A.The amount of heat generated in a power supply can be expressed by its internal loss as follows:

Amount of heat generated: 1(W x s) = 1(J) = 4.2(cal)

The calorific value of the power supply can be obtained by the following equation using the internal loss of the power supply and time.
・Heat generation (J) = Internal loss of power supply (W) x Time (s)
　　　　　　　　　  = [Effective power of input (W) – Output power (W)] x Time (s)
　　　　　　　　　  = {[Output voltage (V) x Output current (A) / Efficiency] - [Output voltage (V) x Output current (A)]} x Time (s)

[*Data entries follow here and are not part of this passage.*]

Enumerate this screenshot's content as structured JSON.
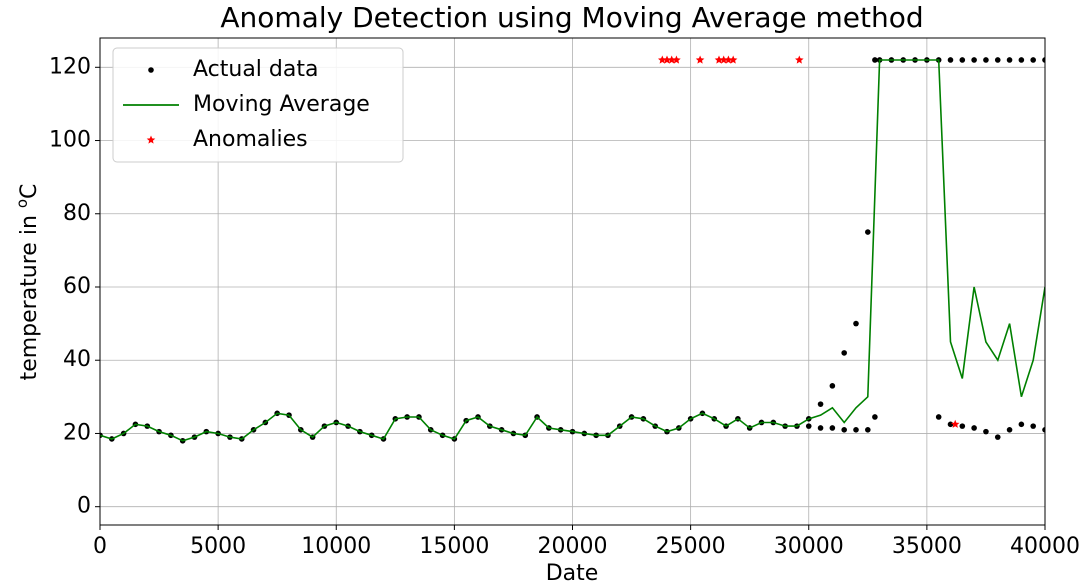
{
  "chart_data": {
    "type": "line",
    "title": "Anomaly Detection using Moving Average method",
    "xlabel": "Date",
    "ylabel": [
      "temperature in ",
      "o",
      "C"
    ],
    "xlim": [
      0,
      40000
    ],
    "ylim": [
      -5,
      128
    ],
    "xticks": [
      0,
      5000,
      10000,
      15000,
      20000,
      25000,
      30000,
      35000,
      40000
    ],
    "yticks": [
      0,
      20,
      40,
      60,
      80,
      100,
      120
    ],
    "grid": true,
    "legend": "upper left",
    "series": [
      {
        "name": "Actual data",
        "color": "#000000",
        "marker": "dot",
        "x": [
          0,
          500,
          1000,
          1500,
          2000,
          2500,
          3000,
          3500,
          4000,
          4500,
          5000,
          5500,
          6000,
          6500,
          7000,
          7500,
          8000,
          8500,
          9000,
          9500,
          10000,
          10500,
          11000,
          11500,
          12000,
          12500,
          13000,
          13500,
          14000,
          14500,
          15000,
          15500,
          16000,
          16500,
          17000,
          17500,
          18000,
          18500,
          19000,
          19500,
          20000,
          20500,
          21000,
          21500,
          22000,
          22500,
          23000,
          23500,
          24000,
          24500,
          25000,
          25500,
          26000,
          26500,
          27000,
          27500,
          28000,
          28500,
          29000,
          29500,
          30000,
          30500,
          31000,
          31500,
          32000,
          32500,
          32800,
          33000,
          33500,
          34000,
          34500,
          35000,
          35500,
          36000,
          36500,
          37000,
          37500,
          38000,
          38500,
          39000,
          39500,
          40000,
          30000,
          30500,
          31000,
          31500,
          32000,
          32500,
          32800,
          35500,
          36000,
          36500,
          37000,
          37500,
          38000,
          38500,
          39000,
          39500,
          40000
        ],
        "values": [
          19.5,
          18.5,
          20,
          22.5,
          22,
          20.5,
          19.5,
          18,
          19,
          20.5,
          20,
          19,
          18.5,
          21,
          23,
          25.5,
          25,
          21,
          19,
          22,
          23,
          22,
          20.5,
          19.5,
          18.5,
          24,
          24.5,
          24.5,
          21,
          19.5,
          18.5,
          23.5,
          24.5,
          22,
          21,
          20,
          19.5,
          24.5,
          21.5,
          21,
          20.5,
          20,
          19.5,
          19.5,
          22,
          24.5,
          24,
          22,
          20.5,
          21.5,
          24,
          25.5,
          24,
          22,
          24,
          21.5,
          23,
          23,
          22,
          22,
          24,
          28,
          33,
          42,
          50,
          75,
          122,
          122,
          122,
          122,
          122,
          122,
          122,
          122,
          122,
          122,
          122,
          122,
          122,
          122,
          122,
          122,
          22,
          21.5,
          21.5,
          21,
          21,
          21,
          24.5,
          24.5,
          22.5,
          22,
          21.5,
          20.5,
          19,
          21,
          22.5,
          22,
          21
        ]
      },
      {
        "name": "Moving Average",
        "color": "#008000",
        "marker": "line",
        "x": [
          0,
          500,
          1000,
          1500,
          2000,
          2500,
          3000,
          3500,
          4000,
          4500,
          5000,
          5500,
          6000,
          6500,
          7000,
          7500,
          8000,
          8500,
          9000,
          9500,
          10000,
          10500,
          11000,
          11500,
          12000,
          12500,
          13000,
          13500,
          14000,
          14500,
          15000,
          15500,
          16000,
          16500,
          17000,
          17500,
          18000,
          18500,
          19000,
          19500,
          20000,
          20500,
          21000,
          21500,
          22000,
          22500,
          23000,
          23500,
          24000,
          24500,
          25000,
          25500,
          26000,
          26500,
          27000,
          27500,
          28000,
          28500,
          29000,
          29500,
          30000,
          30500,
          31000,
          31500,
          32000,
          32500,
          33000,
          33500,
          34000,
          34500,
          35000,
          35500,
          36000,
          36500,
          37000,
          37500,
          38000,
          38500,
          39000,
          39500,
          40000
        ],
        "values": [
          19.5,
          18.5,
          20,
          22.5,
          22,
          20.5,
          19.5,
          18,
          19,
          20.5,
          20,
          19,
          18.5,
          21,
          23,
          25.5,
          25,
          21,
          19,
          22,
          23,
          22,
          20.5,
          19.5,
          18.5,
          24,
          24.5,
          24.5,
          21,
          19.5,
          18.5,
          23.5,
          24.5,
          22,
          21,
          20,
          19.5,
          24.5,
          21.5,
          21,
          20.5,
          20,
          19.5,
          19.5,
          22,
          24.5,
          24,
          22,
          20.5,
          21.5,
          24,
          25.5,
          24,
          22,
          24,
          21.5,
          23,
          23,
          22,
          22,
          24,
          25,
          27,
          23,
          27,
          30,
          122,
          122,
          122,
          122,
          122,
          122,
          45,
          35,
          60,
          45,
          40,
          50,
          30,
          40,
          60
        ]
      },
      {
        "name": "Anomalies",
        "color": "#ff0000",
        "marker": "star",
        "x": [
          23800,
          24000,
          24200,
          24400,
          25400,
          26200,
          26400,
          26600,
          26800,
          29600,
          36200
        ],
        "values": [
          122,
          122,
          122,
          122,
          122,
          122,
          122,
          122,
          122,
          122,
          22.5
        ]
      }
    ]
  }
}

Calculate the amount of heat generated per second based on the following operating conditions (example).
・Output voltage　24 V
・Output current　10 A
・Efficiency　　　 80%
・Time　　　　　 1 second

Heat generation (J) = {[Output voltage x Output current / Efficiency] - [Output voltage x Output current]} x Time (s)
　　　　　　　　  = {[24(V) x 10(A) / 80%] - [24(V) x 10(A)]} x 1(s)
　　　　　　　　  = [300(W) - 240(W)] x 1(s)
　　　　　　　　  =60 (W x s)
　　　　　　　　  =60 (J)
　　　　　　　　  =252 (cal)

For the power supply's efficiency characteristics, refer to the static characteristics "Efficiency vs. Output current" in the Evaluation Data of the technical data for each product.